Explaining why they didn’t go with one of the big names, one respondent said, “In general I feel that [Doubleline’s Jeffrey] Gundlach and Gross ‘talk their book’ in their commentaries. They are good to read, but with a jaundiced eye (I am a fixed income guy!)”
What makes fixed-income commentary great?
Survey respondents gave roughly equal top billing to the following characteristics of great commentary, ranking the characteristics on a scale from 1 “Most important” to 5 “Not at all important”:
- Fundamental analysis that’s good—one respondent said, “Facts and figures are great but context and implications are key.”—Average ranking 1.5
- Writing that is clear and easy to understand—I was delighted with the comment that “To be GREAT, it must be concise and jargon-free, or at least low-jargon.”—Average ranking 1.5
- Different perspective—Average ranking 1.63
Next came “Writing that is distinctive and colorful.”
Lagging far behind were “Predictions that are accurate” and “Technical analysis that’s good.” As for accuracy of predictions, on respondent said, “I actually think it’s more important to understand their rationale (and agree or disagree) rather than merely accept anyone’s opinion as fact.”
Another factor, which I gleaned from comments on respondents’ favorite commentators, is that my respondents liked commentary that focused on the readers’ needs, rather than on promoting the firm or its investment strategies. That makes it tough for fund managers to excel.
How great fixed-income commentary differs from great commentary about other asset classes
Here’s my summary of what people said in their open-ended comments about what distinguishes great commentary about bonds:
- It matters more, said a respondent who believes that “bond markets drive stock markets long term.” On a related note, another respondent said, “Fixed income is the area that is most important to identifying global-macro trends and future economic prospects by looking at the current situation on yields vs. interest rates and where they are headed; stocks are volatile and always changing; other asset classes are in a league of their own.”
- It’s more oriented to the longer term, with “less emphasis on daily tactical or daily news type of hyperbole.”
- It’s more diverse because each bond sector has unique characteristics.
- It shows awareness of whether the buyers are investors or traders and the diverse purposes (total return/income/diversification/safety) for which fixed-income is used.

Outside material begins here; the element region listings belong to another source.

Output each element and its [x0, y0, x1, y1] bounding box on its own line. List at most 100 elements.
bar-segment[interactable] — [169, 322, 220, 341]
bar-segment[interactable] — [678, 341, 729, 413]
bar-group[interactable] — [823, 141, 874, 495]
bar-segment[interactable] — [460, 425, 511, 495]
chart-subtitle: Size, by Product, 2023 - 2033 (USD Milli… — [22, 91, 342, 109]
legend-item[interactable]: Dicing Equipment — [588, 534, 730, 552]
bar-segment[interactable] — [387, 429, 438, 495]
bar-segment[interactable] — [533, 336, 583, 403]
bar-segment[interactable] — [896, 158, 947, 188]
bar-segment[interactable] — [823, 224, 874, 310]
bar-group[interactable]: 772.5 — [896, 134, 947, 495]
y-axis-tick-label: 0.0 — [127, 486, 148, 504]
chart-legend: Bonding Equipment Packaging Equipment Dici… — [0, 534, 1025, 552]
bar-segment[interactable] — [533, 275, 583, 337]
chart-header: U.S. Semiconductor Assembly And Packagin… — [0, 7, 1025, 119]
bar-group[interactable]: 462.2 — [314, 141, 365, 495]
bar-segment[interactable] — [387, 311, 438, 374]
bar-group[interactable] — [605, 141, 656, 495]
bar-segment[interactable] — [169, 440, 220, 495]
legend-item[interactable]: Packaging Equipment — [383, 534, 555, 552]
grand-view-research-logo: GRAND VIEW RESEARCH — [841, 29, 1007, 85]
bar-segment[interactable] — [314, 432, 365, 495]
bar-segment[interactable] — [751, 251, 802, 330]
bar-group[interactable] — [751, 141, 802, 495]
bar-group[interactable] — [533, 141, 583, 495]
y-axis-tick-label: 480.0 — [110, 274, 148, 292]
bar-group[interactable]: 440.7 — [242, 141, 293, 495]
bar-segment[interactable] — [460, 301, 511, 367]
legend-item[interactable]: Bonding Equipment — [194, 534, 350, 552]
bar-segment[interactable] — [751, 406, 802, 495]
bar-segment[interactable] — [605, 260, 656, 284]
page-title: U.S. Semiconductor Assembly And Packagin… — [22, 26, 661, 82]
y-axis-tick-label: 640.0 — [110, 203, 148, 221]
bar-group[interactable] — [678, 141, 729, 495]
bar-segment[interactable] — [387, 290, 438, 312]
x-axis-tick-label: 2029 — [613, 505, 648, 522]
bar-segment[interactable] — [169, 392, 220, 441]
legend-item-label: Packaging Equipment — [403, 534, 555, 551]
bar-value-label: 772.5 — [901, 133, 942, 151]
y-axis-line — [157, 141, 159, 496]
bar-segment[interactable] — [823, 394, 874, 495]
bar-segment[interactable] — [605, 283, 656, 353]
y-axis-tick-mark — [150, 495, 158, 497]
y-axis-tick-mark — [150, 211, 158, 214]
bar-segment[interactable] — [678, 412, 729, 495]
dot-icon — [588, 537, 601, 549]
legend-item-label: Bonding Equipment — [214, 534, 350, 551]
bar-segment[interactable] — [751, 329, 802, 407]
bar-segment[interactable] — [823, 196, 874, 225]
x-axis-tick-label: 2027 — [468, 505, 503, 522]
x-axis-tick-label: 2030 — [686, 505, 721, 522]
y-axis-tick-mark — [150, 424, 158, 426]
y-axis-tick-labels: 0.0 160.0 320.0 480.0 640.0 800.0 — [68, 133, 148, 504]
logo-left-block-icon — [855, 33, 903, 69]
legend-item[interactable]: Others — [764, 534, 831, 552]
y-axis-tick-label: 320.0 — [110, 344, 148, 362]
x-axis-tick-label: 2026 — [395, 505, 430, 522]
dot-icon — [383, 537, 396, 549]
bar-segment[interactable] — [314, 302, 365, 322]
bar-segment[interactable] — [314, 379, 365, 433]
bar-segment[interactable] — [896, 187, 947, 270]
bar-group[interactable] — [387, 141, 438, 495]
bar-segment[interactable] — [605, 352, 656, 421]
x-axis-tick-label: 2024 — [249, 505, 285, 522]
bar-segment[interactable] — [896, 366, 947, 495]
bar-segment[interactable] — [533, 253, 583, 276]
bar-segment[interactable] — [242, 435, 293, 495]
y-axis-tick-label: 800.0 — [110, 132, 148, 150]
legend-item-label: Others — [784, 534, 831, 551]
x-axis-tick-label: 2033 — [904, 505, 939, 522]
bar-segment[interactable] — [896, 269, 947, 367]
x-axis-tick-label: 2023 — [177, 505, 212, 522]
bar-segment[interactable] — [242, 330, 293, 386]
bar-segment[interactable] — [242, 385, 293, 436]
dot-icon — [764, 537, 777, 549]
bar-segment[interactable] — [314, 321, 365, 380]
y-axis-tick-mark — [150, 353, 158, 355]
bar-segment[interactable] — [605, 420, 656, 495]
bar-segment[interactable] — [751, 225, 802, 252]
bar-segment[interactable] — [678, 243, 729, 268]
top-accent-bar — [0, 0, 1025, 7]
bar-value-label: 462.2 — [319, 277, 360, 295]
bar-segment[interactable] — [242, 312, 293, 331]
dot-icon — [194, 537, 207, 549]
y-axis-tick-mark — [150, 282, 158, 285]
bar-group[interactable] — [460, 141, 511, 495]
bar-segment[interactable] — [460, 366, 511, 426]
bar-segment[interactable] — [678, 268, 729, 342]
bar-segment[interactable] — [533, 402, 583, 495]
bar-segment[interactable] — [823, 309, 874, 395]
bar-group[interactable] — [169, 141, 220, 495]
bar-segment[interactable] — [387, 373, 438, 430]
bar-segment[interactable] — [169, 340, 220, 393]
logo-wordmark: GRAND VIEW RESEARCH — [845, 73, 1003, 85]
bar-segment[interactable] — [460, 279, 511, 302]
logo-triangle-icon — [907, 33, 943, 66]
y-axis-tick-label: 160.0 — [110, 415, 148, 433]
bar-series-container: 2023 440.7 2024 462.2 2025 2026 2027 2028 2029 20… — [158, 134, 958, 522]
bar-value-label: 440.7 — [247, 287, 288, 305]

- Unlike commentary about stocks, which is about stories, commentary about bonds, is “about stories as well as math, f/x, economics, and liquidity.” This seems to relate to another person’s comment that “Fixed income commentary should be based on top-down analytics.”
Annoying habits of top fixed-income commentary writers
The commentators whom I’ve discussed would be even better if they could clean up some issues with their writing and presentation, in my opinion.
Here are the annoying habits that I noticed as I viewed their writing samples.
- They are guilty of “Bloggers’ top two punctuation mistakes” and other usage mistakes. I can understand their firm’s editorial staff allowing them to have distinctive voices. However, I’d like to see the editors rein in outright mistakes, such as writing “the gap has broached” instead of “the gap has breached.”
- They use too much jargon, especially if their commentary is aimed at individual investors. They could learn from Donald Trump and ask themselves “What would The Wall Street Journal do?“
You can improve YOUR investment commentary writing with my June 23 webinar.
Interesting. The world of fixed-income is, to me, much more complicated than the world of stocks, ha. I don’t know if other people feel that way…
Pascal,
Thank you for commenting. Bonds certainly differ from stocks in what drives them.